Marie Louise House Nursing Home, Newton Lane, announced 13 residents and 17 staff tested positive for Covid-19, according to a statement on their website from December 23.

This forced the home to go into lockdown, meaning visits from family and friends have been suspended until further notice, unless there are exceptional circumstances.

Residents and staff were not vaccinated on December 22 and 23 when Crosfield Hall, Broadwater Road, was transformed into a vaccination hub, due to there being "limited stock" available, the nursing home confirmed.

However, a spokesperson from Marie Louise House Nursing Home revealed staff have now been offered the chance to have the Oxford and AstraZeneca jab on Thursday and Friday at the community hall.

They said: "This has obviously been a challenging time, but we are now focused on doing all we can to help ensure that residents and staff receive a Covid-19 vaccine.

"Staff are already being invited to attend vaccine clinics by our nominated GP surgery (the Abbeywell Surgery) and we hope to have suitable arrangements in place for residents in the very near future."

Romsey Advertiser: The entrance to Marie Louise HouseThe entrance to Marie Louise House

They added: "Appointments are simultaneously being booked for the 12 week follow up clinics for the booster dose on March 25 and 26.

"We are yet to be notified of the clinics for residents vaccinations, which we anticipate will be conducted in situ at the home in due course."

As reported, the nursing home said the outbreak was discovered on December 8.

"When the pandemic first started, Maire Louise House reported a number of positive cases; however the home maintained an eight-month period, until the new variant appeared, without any resident or staff member testing positive for the virus.

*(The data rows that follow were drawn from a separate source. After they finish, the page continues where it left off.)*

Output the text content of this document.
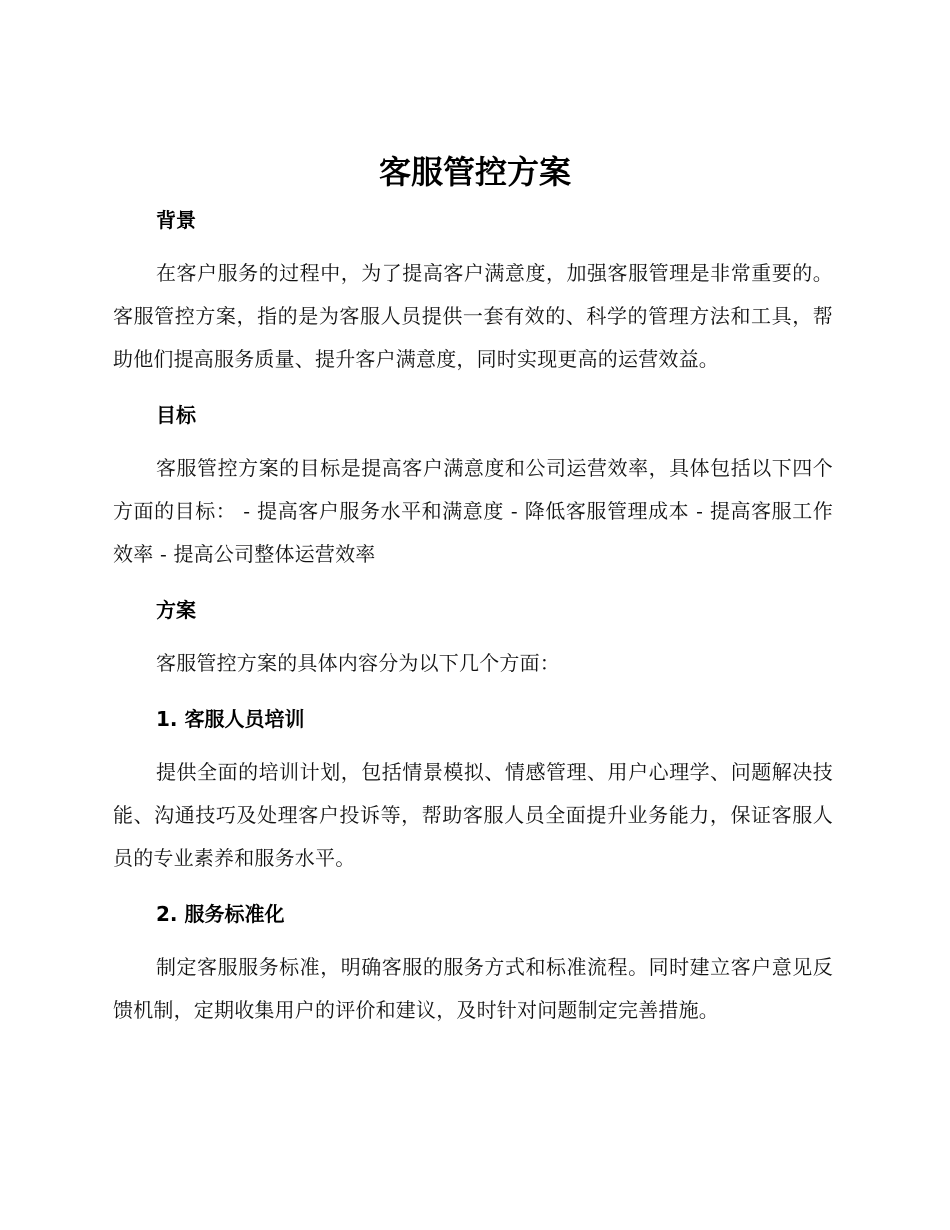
客服管控方案
背景

在客户服务的过程中，为了提高客户满意度，加强客服管理是非常重要的。客服管控方案，指的是为客服人员提供一套有效的、科学的管理方法和工具，帮助他们提高服务质量、提升客户满意度，同时实现更高的运营效益。

目标

客服管控方案的目标是提高客户满意度和公司运营效率，具体包括以下四个方面的目标： - 提高客户服务水平和满意度 - 降低客服管理成本 - 提高客服工作效率 - 提高公司整体运营效率

方案

客服管控方案的具体内容分为以下几个方面：

1. 客服人员培训

提供全面的培训计划，包括情景模拟、情感管理、用户心理学、问题解决技能、沟通技巧及处理客户投诉等，帮助客服人员全面提升业务能力，保证客服人员的专业素养和服务水平。

2. 服务标准化

制定客服服务标准，明确客服的服务方式和标准流程。同时建立客户意见反馈机制，定期收集用户的评价和建议，及时针对问题制定完善措施。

"This current outbreak within Marie Louise House is obviously a concern for residents, their families, our staff and the charity itself," the spokesperson told the Advertiser.

They stressed staff checks have been increased with the rollout of Lateral Flow Device Testing (LFD), which sees staff tested before they start their shift and results are available within 30 minutes.

They added: "While the home is currently closed to all but essential visits, social engagement and communication between families and residents is supported virtually using iPad and FaceTime; YouTube links to church services provide spiritual support."

This comes after the COVID-19 vaccine from Oxford University and AstraZeneca started to be rolled out on Monday.

Brian Pinker, 82, became the first person in the world to receive the vaccine since it was approved for use in the UK.

Just over half a million doses of the newly approved vaccine became available on Monday, with the Government aiming to administer two million per week.